Literature DB >> 33940037

Disease dynamics and mean field models for clustered networks.

María Del Valle Rafo1, Juan Pablo Di Mauro2, Juan Pablo Aparicio3.   

Abstract

Social networks are clustered networks with short mean path length. In this work we analyze the disease dynamics in a class of this type of small-world networks composed of set of households and a set of workplaces. Individuals from each household are randomly assigned to workplaces. In both environments we assumed complete mixing and therefore we obtain highly clustered networks with short mean path lengths. Basic reproduction numbers were computed numerically and we show that at endemic equilibrium the average susceptible proportion <S/N> is different from the inverse of the basic reproduction number (R0-1). Therefore exist an exponent p≠1 for which <S/N>p=R0-1. Using this exponent we developed a mean field model which closely capture the disease dynamics in the network. Finally we outline how this model could be use to model vector-borne diseases in social networks.
Copyright © 2021. Published by Elsevier Ltd.

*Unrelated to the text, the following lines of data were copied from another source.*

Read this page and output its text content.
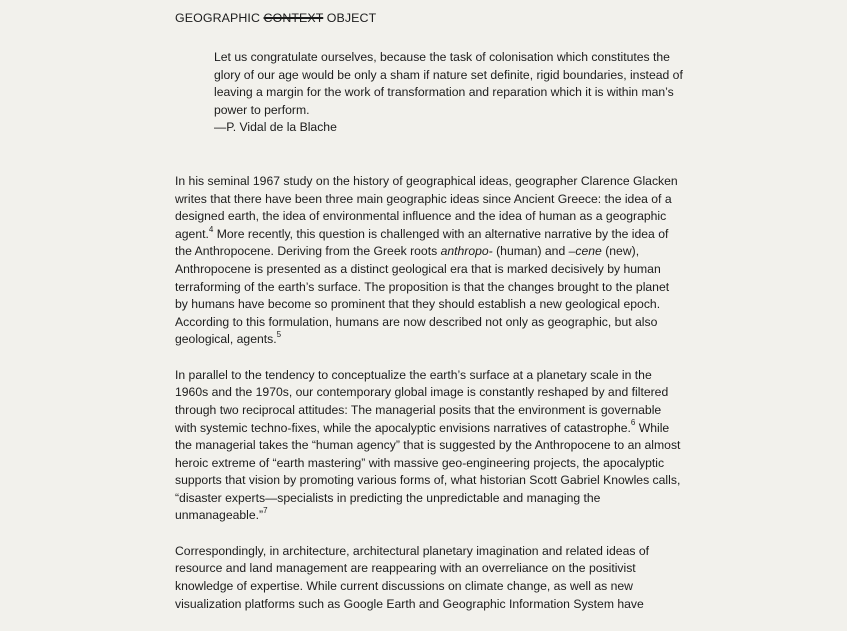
GEOGRAPHIC CONTEXT OBJECT

Let us congratulate ourselves, because the task of colonisation which constitutes the glory of our age would be only a sham if nature set definite, rigid boundaries, instead of leaving a margin for the work of transformation and reparation which it is within man’s power to perform.

—P. Vidal de la Blache

In his seminal 1967 study on the history of geographical ideas, geographer Clarence Glacken writes that there have been three main geographic ideas since Ancient Greece: the idea of a designed earth, the idea of environmental influence and the idea of human as a geographic agent.$^4$ More recently, this question is challenged with an alternative narrative by the idea of the Anthropocene. Deriving from the Greek roots anthropo- (human) and –cene (new), Anthropocene is presented as a distinct geological era that is marked decisively by human terraforming of the earth’s surface. The proposition is that the changes brought to the planet by humans have become so prominent that they should establish a new geological epoch. According to this formulation, humans are now described not only as geographic, but also geological, agents.$^5$

In parallel to the tendency to conceptualize the earth’s surface at a planetary scale in the 1960s and the 1970s, our contemporary global image is constantly reshaped by and filtered through two reciprocal attitudes: The managerial posits that the environment is governable with systemic techno-fixes, while the apocalyptic envisions narratives of catastrophe.$^6$ While the managerial takes the “human agency” that is suggested by the Anthropocene to an almost heroic extreme of “earth mastering” with massive geo-engineering projects, the apocalyptic supports that vision by promoting various forms of, what historian Scott Gabriel Knowles calls, “disaster experts—specialists in predicting the unpredictable and managing the unmanageable.”$^7$

Correspondingly, in architecture, architectural planetary imagination and related ideas of resource and land management are reappearing with an overreliance on the positivist knowledge of expertise. While current discussions on climate change, as well as new visualization platforms such as Google Earth and Geographic Information System have
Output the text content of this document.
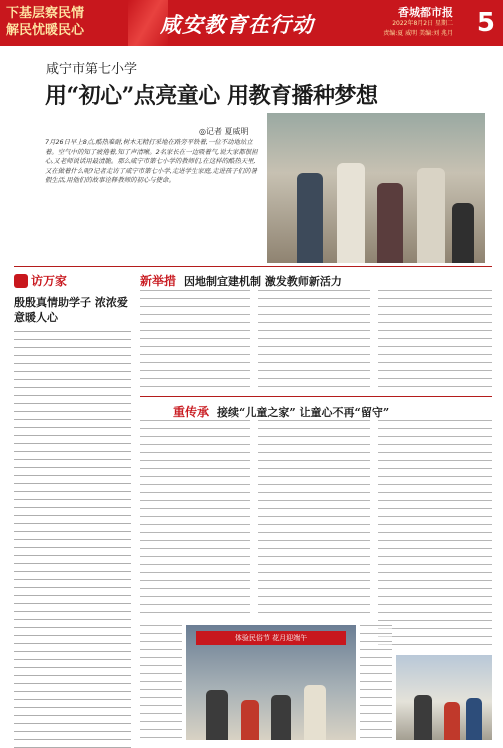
下基层察民情
解民忧暖民心	咸安教育在行动	香城都市报
2022年8月2日 星期二
责编:夏 威明 美编:刘 兆月 5
咸宁市第七小学
用“初心”点亮童心 用教育播种梦想
◎记者 夏威明
7月26日早上8点,酷热难耐,树木无精打采地在路旁平铁着,一位不动地站立着。空气中的知了疲倦着,知了声清晰。2名家长在一边吸着气,说大家都很担心,又老师说话用最清脆。那么咸宁市第七小学的教师们,在这样的酷热天里,又在做着什么呢?记者走访了咸宁市第七小学,走进学生家庭,走进孩子们的暑假生活,用他们的故事诠释教师的初心与使命。
访万家
殷殷真情助学子 浓浓爱意暖人心
新举措 因地制宜建机制 激发教师新活力
重传承 接续“儿童之家” 让童心不再“留守”
体验民俗节 花月迎端午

Keywords:  bipartite networks; clustered network; disease dynamics

Year:  2021        PMID: 33940037     DOI: 10.1016/j.jtbi.2020.110554

Source DB:  PubMed          Journal:  J Theor Biol        ISSN: 0022-5193            Impact factor:   2.691


  1 in total

1.  Identifying influential spreaders in complex networks for disease spread and control.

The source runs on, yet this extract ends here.